You’re probably scared of confronting the guys.  And you should be.  That’s what this whole post is about.  Rape culture is so prevalent and socially accepted as the rule of the land that if someone confronts a guy and tells him directly to back off, someone is getting hurt.  That’s why all of the testimonies here are examples of how to deflect.  How women all learn methods of pulling a woman away from a situation with a guy who isn’t allowing her to say no, by making up some lie that will get the guy to let her go without sending him into a rage and deciding to teach you both a lesson about knowing your place and submitting to rape culture.  Men are dangerous in these situations because all of society backs them up as just a nice guy who deserves a chance, and vilifies any woman who refuses to give him a chance.  Women are not allowed to say no.  So other women have to rescue the women saying no and pull them away with some made up excuse.  Otherwise the situation will escalate and the ones who get hurt are always the women. 

(via coffeegleek)

Women absolutely have to learn rescue tactics for each other, but it’s kind of funny how we describe really obvious facial expressions and body language as “secret signals.” The reality is that women telegraph disinterest in these aggressive men, making it super obvious, but men choose to ignore it. Total strangers who are just sitting nearby or happen to glance their way will be able to see that the woman isn’t interested, but the guy making the advances is somehow oblivious? Unlikely.

(via smitethepatriarchy)

And perceived physical power of the woman doesn’t matter either, I have had to do this for other rollergirls.

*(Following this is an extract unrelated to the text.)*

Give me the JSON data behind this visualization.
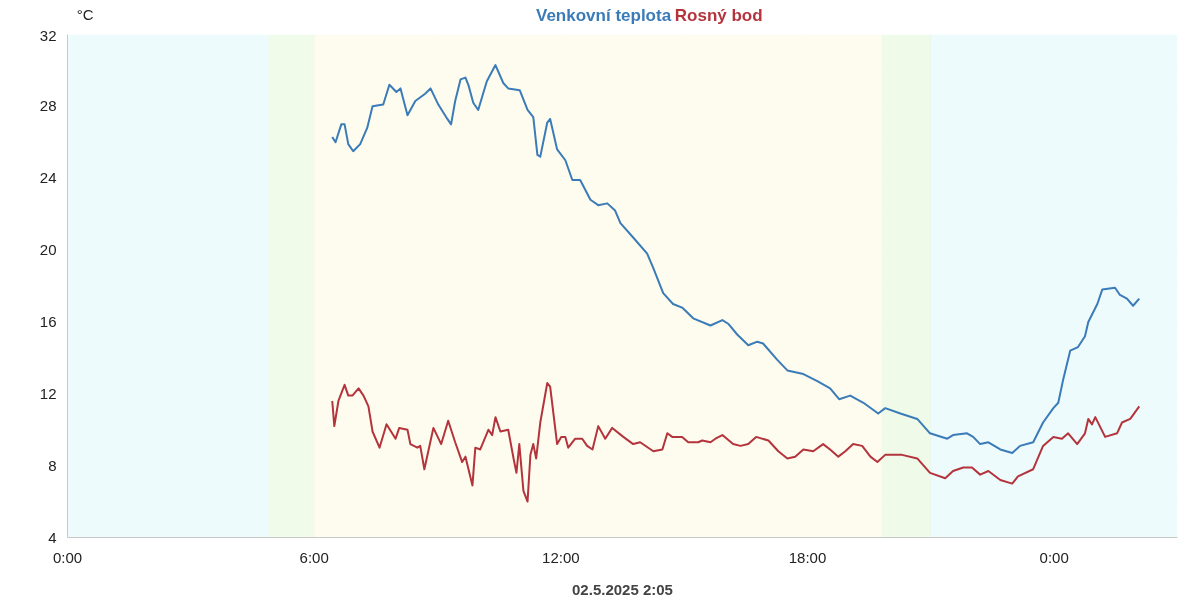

Even after bouts where they are bruised, sweaty, and partying with a bunch of other built women in the same jersey.

(via polerin)



A friend and I were out with our kids when another family’s two-year-old came up. She began hugging my friend’s 18-month-old, following her around and smiling at her. My friend’s little girl looked like she wasn’t so sure she liked this, and at that moment the other little girl’s mom came up and got down on her little girl’s level to talk to her.

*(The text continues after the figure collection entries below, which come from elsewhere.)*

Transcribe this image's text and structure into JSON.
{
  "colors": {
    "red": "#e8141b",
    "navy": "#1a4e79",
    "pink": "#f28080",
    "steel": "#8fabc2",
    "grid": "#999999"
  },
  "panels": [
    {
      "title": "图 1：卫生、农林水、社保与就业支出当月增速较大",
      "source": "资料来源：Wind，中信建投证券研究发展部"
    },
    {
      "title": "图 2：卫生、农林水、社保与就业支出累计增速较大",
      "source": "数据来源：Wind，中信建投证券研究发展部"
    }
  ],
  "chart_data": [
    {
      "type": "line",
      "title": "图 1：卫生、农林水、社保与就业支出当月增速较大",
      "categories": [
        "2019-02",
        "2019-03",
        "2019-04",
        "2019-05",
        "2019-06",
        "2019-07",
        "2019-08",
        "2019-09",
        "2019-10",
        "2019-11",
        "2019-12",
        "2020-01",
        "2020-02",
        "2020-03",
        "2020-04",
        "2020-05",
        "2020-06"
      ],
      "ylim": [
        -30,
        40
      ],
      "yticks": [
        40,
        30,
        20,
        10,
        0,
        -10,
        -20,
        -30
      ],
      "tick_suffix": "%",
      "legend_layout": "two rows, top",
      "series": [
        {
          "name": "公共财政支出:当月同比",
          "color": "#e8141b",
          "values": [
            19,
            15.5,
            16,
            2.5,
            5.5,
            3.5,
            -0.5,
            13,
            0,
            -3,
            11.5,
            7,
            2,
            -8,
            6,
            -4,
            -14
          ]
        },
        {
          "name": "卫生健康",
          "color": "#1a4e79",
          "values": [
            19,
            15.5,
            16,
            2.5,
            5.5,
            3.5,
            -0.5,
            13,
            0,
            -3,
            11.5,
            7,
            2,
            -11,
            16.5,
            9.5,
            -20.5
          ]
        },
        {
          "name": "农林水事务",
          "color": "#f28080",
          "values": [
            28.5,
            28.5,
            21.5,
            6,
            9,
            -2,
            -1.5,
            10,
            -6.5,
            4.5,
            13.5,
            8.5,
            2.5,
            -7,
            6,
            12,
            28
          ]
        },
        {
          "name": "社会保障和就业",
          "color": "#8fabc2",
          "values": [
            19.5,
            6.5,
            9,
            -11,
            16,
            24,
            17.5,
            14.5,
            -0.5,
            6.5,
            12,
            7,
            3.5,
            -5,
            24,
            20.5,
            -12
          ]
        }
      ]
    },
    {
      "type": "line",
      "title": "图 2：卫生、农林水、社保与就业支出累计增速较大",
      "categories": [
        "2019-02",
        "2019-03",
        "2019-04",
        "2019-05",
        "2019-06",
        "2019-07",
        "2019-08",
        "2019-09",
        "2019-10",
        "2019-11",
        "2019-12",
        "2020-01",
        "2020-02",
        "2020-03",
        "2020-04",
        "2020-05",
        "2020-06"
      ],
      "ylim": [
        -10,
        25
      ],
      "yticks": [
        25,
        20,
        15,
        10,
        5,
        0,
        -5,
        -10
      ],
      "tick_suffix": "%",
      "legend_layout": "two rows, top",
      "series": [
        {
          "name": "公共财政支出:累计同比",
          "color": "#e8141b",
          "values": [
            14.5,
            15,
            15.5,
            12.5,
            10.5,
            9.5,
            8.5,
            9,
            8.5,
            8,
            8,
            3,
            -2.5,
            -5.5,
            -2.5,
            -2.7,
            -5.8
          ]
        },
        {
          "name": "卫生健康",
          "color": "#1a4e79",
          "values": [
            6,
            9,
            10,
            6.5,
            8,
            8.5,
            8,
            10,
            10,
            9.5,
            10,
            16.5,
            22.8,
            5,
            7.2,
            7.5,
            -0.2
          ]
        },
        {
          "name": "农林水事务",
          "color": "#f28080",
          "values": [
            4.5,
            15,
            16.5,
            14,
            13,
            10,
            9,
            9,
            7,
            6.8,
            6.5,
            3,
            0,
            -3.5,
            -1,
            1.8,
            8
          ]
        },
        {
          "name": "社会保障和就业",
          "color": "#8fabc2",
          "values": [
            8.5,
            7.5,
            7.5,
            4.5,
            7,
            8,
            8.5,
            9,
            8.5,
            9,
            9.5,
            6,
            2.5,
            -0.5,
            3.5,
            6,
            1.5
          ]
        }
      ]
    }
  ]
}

“Honey, can you listen to me for a moment? I’m glad you’ve found a new friend, but you need to make sure to look at her face to see if she likes it when you hug her. And if she doesn’t like it, you need to give her space. Okay?”

Two years old, and already her mother was teaching her about consent.

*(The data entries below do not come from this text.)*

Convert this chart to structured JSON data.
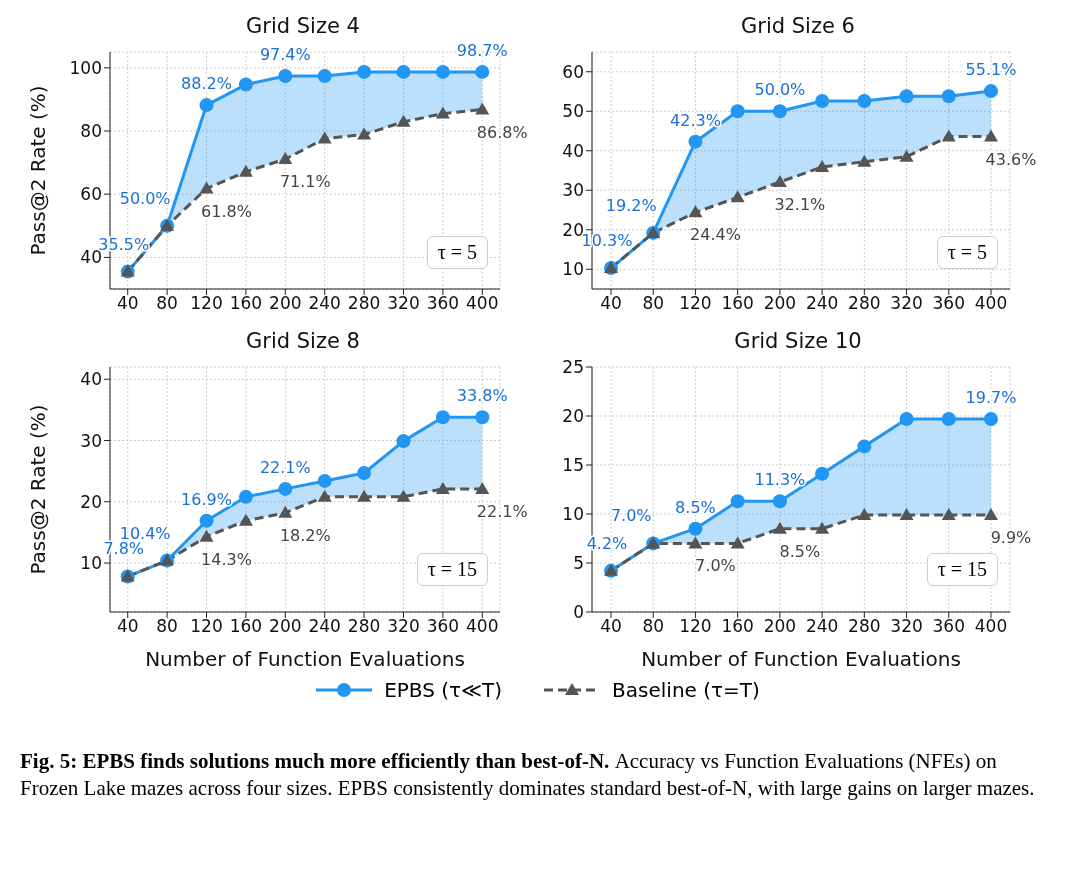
{
  "chart_data": [
    {
      "type": "line",
      "title": "Grid Size 4",
      "ylabel": "Pass@2 Rate (%)",
      "x": [
        40,
        80,
        120,
        160,
        200,
        240,
        280,
        320,
        360,
        400
      ],
      "xlim": [
        22,
        418
      ],
      "xticks": [
        40,
        80,
        120,
        160,
        200,
        240,
        280,
        320,
        360,
        400
      ],
      "ylim": [
        30,
        105
      ],
      "yticks": [
        40,
        60,
        80,
        100
      ],
      "grid": true,
      "legend": false,
      "annotations": [
        "τ = 5"
      ],
      "series": [
        {
          "color": "#2196f3",
          "marker": "circle",
          "line_style": "solid",
          "values": [
            35.5,
            50.0,
            88.2,
            94.7,
            97.4,
            97.4,
            98.7,
            98.7,
            98.7,
            98.7
          ],
          "lower": [
            35.5,
            50.0,
            61.8,
            67.1,
            71.1,
            77.6,
            78.9,
            82.9,
            85.5,
            86.8
          ],
          "upper": [
            35.5,
            50.0,
            88.2,
            94.7,
            97.4,
            97.4,
            98.7,
            98.7,
            98.7,
            98.7
          ],
          "value_labels": [
            "35.5%",
            "50.0%",
            "88.2%",
            null,
            "97.4%",
            null,
            null,
            null,
            null,
            "98.7%"
          ]
        },
        {
          "color": "#555555",
          "marker": "triangle",
          "line_style": "dashed",
          "values": [
            35.5,
            50.0,
            61.8,
            67.1,
            71.1,
            77.6,
            78.9,
            82.9,
            85.5,
            86.8
          ],
          "value_labels": [
            null,
            null,
            "61.8%",
            null,
            "71.1%",
            null,
            null,
            null,
            null,
            "86.8%"
          ]
        }
      ]
    },
    {
      "type": "line",
      "title": "Grid Size 6",
      "x": [
        40,
        80,
        120,
        160,
        200,
        240,
        280,
        320,
        360,
        400
      ],
      "xlim": [
        22,
        418
      ],
      "xticks": [
        40,
        80,
        120,
        160,
        200,
        240,
        280,
        320,
        360,
        400
      ],
      "ylim": [
        5,
        65
      ],
      "yticks": [
        10,
        20,
        30,
        40,
        50,
        60
      ],
      "grid": true,
      "legend": false,
      "annotations": [
        "τ = 5"
      ],
      "series": [
        {
          "color": "#2196f3",
          "marker": "circle",
          "line_style": "solid",
          "values": [
            10.3,
            19.2,
            42.3,
            50.0,
            50.0,
            52.6,
            52.6,
            53.8,
            53.8,
            55.1
          ],
          "lower": [
            10.3,
            19.2,
            24.4,
            28.2,
            32.1,
            35.9,
            37.2,
            38.5,
            43.6,
            43.6
          ],
          "upper": [
            10.3,
            19.2,
            42.3,
            50.0,
            50.0,
            52.6,
            52.6,
            53.8,
            53.8,
            55.1
          ],
          "value_labels": [
            "10.3%",
            "19.2%",
            "42.3%",
            null,
            "50.0%",
            null,
            null,
            null,
            null,
            "55.1%"
          ]
        },
        {
          "color": "#555555",
          "marker": "triangle",
          "line_style": "dashed",
          "values": [
            10.3,
            19.2,
            24.4,
            28.2,
            32.1,
            35.9,
            37.2,
            38.5,
            43.6,
            43.6
          ],
          "value_labels": [
            null,
            null,
            "24.4%",
            null,
            "32.1%",
            null,
            null,
            null,
            null,
            "43.6%"
          ]
        }
      ]
    },
    {
      "type": "line",
      "title": "Grid Size 8",
      "xlabel": "Number of Function Evaluations",
      "ylabel": "Pass@2 Rate (%)",
      "x": [
        40,
        80,
        120,
        160,
        200,
        240,
        280,
        320,
        360,
        400
      ],
      "xlim": [
        22,
        418
      ],
      "xticks": [
        40,
        80,
        120,
        160,
        200,
        240,
        280,
        320,
        360,
        400
      ],
      "ylim": [
        2,
        42
      ],
      "yticks": [
        10,
        20,
        30,
        40
      ],
      "grid": true,
      "legend": false,
      "annotations": [
        "τ = 15"
      ],
      "series": [
        {
          "color": "#2196f3",
          "marker": "circle",
          "line_style": "solid",
          "values": [
            7.8,
            10.4,
            16.9,
            20.8,
            22.1,
            23.4,
            24.7,
            29.9,
            33.8,
            33.8
          ],
          "lower": [
            7.8,
            10.4,
            14.3,
            16.9,
            18.2,
            20.8,
            20.8,
            20.8,
            22.1,
            22.1
          ],
          "upper": [
            7.8,
            10.4,
            16.9,
            20.8,
            22.1,
            23.4,
            24.7,
            29.9,
            33.8,
            33.8
          ],
          "value_labels": [
            "7.8%",
            "10.4%",
            "16.9%",
            null,
            "22.1%",
            null,
            null,
            null,
            null,
            "33.8%"
          ]
        },
        {
          "color": "#555555",
          "marker": "triangle",
          "line_style": "dashed",
          "values": [
            7.8,
            10.4,
            14.3,
            16.9,
            18.2,
            20.8,
            20.8,
            20.8,
            22.1,
            22.1
          ],
          "value_labels": [
            null,
            null,
            "14.3%",
            null,
            "18.2%",
            null,
            null,
            null,
            null,
            "22.1%"
          ]
        }
      ]
    },
    {
      "type": "line",
      "title": "Grid Size 10",
      "xlabel": "Number of Function Evaluations",
      "x": [
        40,
        80,
        120,
        160,
        200,
        240,
        280,
        320,
        360,
        400
      ],
      "xlim": [
        22,
        418
      ],
      "xticks": [
        40,
        80,
        120,
        160,
        200,
        240,
        280,
        320,
        360,
        400
      ],
      "ylim": [
        0,
        25
      ],
      "yticks": [
        0,
        5,
        10,
        15,
        20,
        25
      ],
      "grid": true,
      "legend": "bottom",
      "annotations": [
        "τ = 15",
        "Fig. 5: EPBS finds solutions much more efficiently than best-of-N.",
        "Accuracy vs Function Evaluations (NFEs) on Frozen Lake mazes across four sizes. EPBS consistently dominates standard best-of-N, with large gains on larger mazes."
      ],
      "series": [
        {
          "name": "EPBS (τ≪T)",
          "color": "#2196f3",
          "marker": "circle",
          "line_style": "solid",
          "values": [
            4.2,
            7.0,
            8.5,
            11.3,
            11.3,
            14.1,
            16.9,
            19.7,
            19.7,
            19.7
          ],
          "lower": [
            4.2,
            7.0,
            7.0,
            7.0,
            8.5,
            8.5,
            9.9,
            9.9,
            9.9,
            9.9
          ],
          "upper": [
            4.2,
            7.0,
            8.5,
            11.3,
            11.3,
            14.1,
            16.9,
            19.7,
            19.7,
            19.7
          ],
          "value_labels": [
            "4.2%",
            "7.0%",
            "8.5%",
            null,
            "11.3%",
            null,
            null,
            null,
            null,
            "19.7%"
          ]
        },
        {
          "name": "Baseline (τ=T)",
          "color": "#555555",
          "marker": "triangle",
          "line_style": "dashed",
          "values": [
            4.2,
            7.0,
            7.0,
            7.0,
            8.5,
            8.5,
            9.9,
            9.9,
            9.9,
            9.9
          ],
          "value_labels": [
            null,
            null,
            "7.0%",
            null,
            "8.5%",
            null,
            null,
            null,
            null,
            "9.9%"
          ]
        }
      ]
    }
  ]
}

My daughter Sally likes to color on herself with markers. I tell her it’s her body, so it’s her choice. Sometimes she writes her name, sometimes she draws flowers or patterns. The other day I heard her talking to her brother, a marker in her hand.

“Bobby, do you mind if I color on your leg?”

Bobby smiled and moved himself closer to his sister. She began drawing a pattern on his leg with a marker while he watched, fascinated. Later, she began coloring on the sole of his foot. After each stoke, he pulled his foot back, laughing. I looked over to see what was causing the commotion, and Sally turned to me.

“He doesn’t mind if I do this,” she explained, “he is only moving his foot because it tickles. He thinks its funny.” And she was right. Already Bobby had extended his foot to her again, smiling as he did so.

What I find really fascinating about these two anecdotes is that they both deal with the consent of children not yet old enough to communicate verbally. In both stories, the older child must read the consent of the younger child through nonverbal cues. And even then, consent is not this ambiguous thing that is difficult to understand.

Teaching consent is ongoing, but it starts when children are very young. It involves both teaching children to pay attention to and respect others’ consent (or lack thereof) and teaching children that they should expect their own bodies and their own space to be respected—even by their parents and other relatives.

And if children of two or four can be expected to read the nonverbal cues and expressions of children not yet old enough to talk in order to assess whether there is consent, what excuse do full grown adults have?

I try to do this every day I go to nursery and gosh it makes me so happy to see it done elsewhere.